Having a policy for AI usage in the workplace is important. Below are some gathered notes, a sketch of a first draft of a policy.
Table of contents
- Decide when to use it
- Use it thoughtfully
- Review the output
- Be a considerate coworker
- An incomplete reading list
Decide when to use it
- Start with the problem rather than AI as the solution.
- Decide where on the spectrum of “never use AI for this task” to “always use AI for this task” this task falls.

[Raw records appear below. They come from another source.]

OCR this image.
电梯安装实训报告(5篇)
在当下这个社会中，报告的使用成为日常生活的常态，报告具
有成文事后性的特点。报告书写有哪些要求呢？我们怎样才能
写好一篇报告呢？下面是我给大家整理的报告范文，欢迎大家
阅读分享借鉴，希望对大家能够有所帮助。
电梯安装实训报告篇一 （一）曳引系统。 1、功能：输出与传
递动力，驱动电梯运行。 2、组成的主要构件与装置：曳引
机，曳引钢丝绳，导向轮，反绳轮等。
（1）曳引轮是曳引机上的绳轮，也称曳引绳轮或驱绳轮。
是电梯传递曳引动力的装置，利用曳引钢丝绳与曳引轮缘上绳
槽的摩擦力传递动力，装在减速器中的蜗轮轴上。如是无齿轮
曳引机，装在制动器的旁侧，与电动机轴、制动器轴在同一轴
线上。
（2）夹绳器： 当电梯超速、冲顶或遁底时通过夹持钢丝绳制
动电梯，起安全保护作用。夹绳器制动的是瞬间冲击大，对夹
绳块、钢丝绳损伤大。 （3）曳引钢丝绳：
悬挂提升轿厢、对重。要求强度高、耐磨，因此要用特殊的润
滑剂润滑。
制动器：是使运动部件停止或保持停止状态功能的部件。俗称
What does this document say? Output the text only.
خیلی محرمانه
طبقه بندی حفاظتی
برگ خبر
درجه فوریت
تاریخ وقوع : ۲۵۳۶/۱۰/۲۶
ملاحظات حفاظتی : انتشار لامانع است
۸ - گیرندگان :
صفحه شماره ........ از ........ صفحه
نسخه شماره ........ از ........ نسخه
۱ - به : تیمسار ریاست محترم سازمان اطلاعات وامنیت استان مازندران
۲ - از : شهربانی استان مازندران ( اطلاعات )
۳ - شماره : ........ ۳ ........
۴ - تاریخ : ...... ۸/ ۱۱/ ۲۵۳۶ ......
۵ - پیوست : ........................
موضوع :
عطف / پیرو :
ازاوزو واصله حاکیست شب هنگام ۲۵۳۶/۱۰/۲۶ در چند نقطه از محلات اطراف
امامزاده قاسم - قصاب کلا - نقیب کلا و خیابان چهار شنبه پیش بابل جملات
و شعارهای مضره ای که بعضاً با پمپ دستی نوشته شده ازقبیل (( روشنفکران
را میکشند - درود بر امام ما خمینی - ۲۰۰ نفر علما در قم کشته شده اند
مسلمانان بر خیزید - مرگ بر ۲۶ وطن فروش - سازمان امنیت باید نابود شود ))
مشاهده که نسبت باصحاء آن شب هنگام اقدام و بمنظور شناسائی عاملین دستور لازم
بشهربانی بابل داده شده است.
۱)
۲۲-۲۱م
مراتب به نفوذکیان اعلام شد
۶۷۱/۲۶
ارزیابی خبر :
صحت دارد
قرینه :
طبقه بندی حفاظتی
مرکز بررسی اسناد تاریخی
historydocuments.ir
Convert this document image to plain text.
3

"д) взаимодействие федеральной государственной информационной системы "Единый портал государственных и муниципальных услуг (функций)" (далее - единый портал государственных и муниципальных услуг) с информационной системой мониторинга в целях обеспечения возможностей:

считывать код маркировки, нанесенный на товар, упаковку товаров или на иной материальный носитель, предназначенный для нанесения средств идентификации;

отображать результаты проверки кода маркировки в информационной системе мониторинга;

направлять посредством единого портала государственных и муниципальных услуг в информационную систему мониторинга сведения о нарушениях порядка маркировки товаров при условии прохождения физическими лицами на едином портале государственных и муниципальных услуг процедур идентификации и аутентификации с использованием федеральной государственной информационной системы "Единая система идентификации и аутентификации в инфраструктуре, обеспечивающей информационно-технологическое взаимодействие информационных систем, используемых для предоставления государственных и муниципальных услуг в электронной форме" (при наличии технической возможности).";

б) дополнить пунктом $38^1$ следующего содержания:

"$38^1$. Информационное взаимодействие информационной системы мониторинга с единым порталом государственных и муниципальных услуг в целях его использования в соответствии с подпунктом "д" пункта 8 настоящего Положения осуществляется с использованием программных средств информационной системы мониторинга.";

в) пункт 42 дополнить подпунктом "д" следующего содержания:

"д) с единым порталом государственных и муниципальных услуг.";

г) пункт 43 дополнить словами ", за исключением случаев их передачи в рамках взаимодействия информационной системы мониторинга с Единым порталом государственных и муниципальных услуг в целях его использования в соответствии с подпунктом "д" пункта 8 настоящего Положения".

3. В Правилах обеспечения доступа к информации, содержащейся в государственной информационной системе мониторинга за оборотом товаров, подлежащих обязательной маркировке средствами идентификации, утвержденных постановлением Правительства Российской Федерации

- Consider whether the task requires thinking, evaluation, experience.
- Be able to articulate why we’re using it for this task.
- Use it to learn and explore rather than to provide answers.
Use it thoughtfully
- Do a quick pros/cons analysis of using it for this task.
- Is the trade-off acceptable, and why?
- Be clear on what’s being automated, the inputs, and the outputs.
- Have a hypothesis, an expected outcome, success criteria.
Review the output
- Recognise the potential for bias and errors.
- Errors and confabulation are particularly likely around details and specifics, and for niche topics.
- Check for relevance, accuracy and consistency, errors and omissions.
- Be particularly wary of plausible nonsense.
- Use a verification checklist.
- Measure the outcome to see whether using AI made a material improvement to the task.
Be a considerate coworker
- Share respectfully and thoughtfully.
- Only share things we’ve reviewed thoroughly.
- Share a distilled summary or a link, not raw LLM output.
- Watch for effort asymmetry, and share it only when requested.
- Realise that the responsibility, accountability, and reputation risk remains with us, not the AI.
- Share how we used it for task.
- The facts, not opinions and predictions.
- Include our context and our intended outcome.
- Treat questions and concerns with respect, kindness, and dignity.
- A friendly, non-judgemental, approach.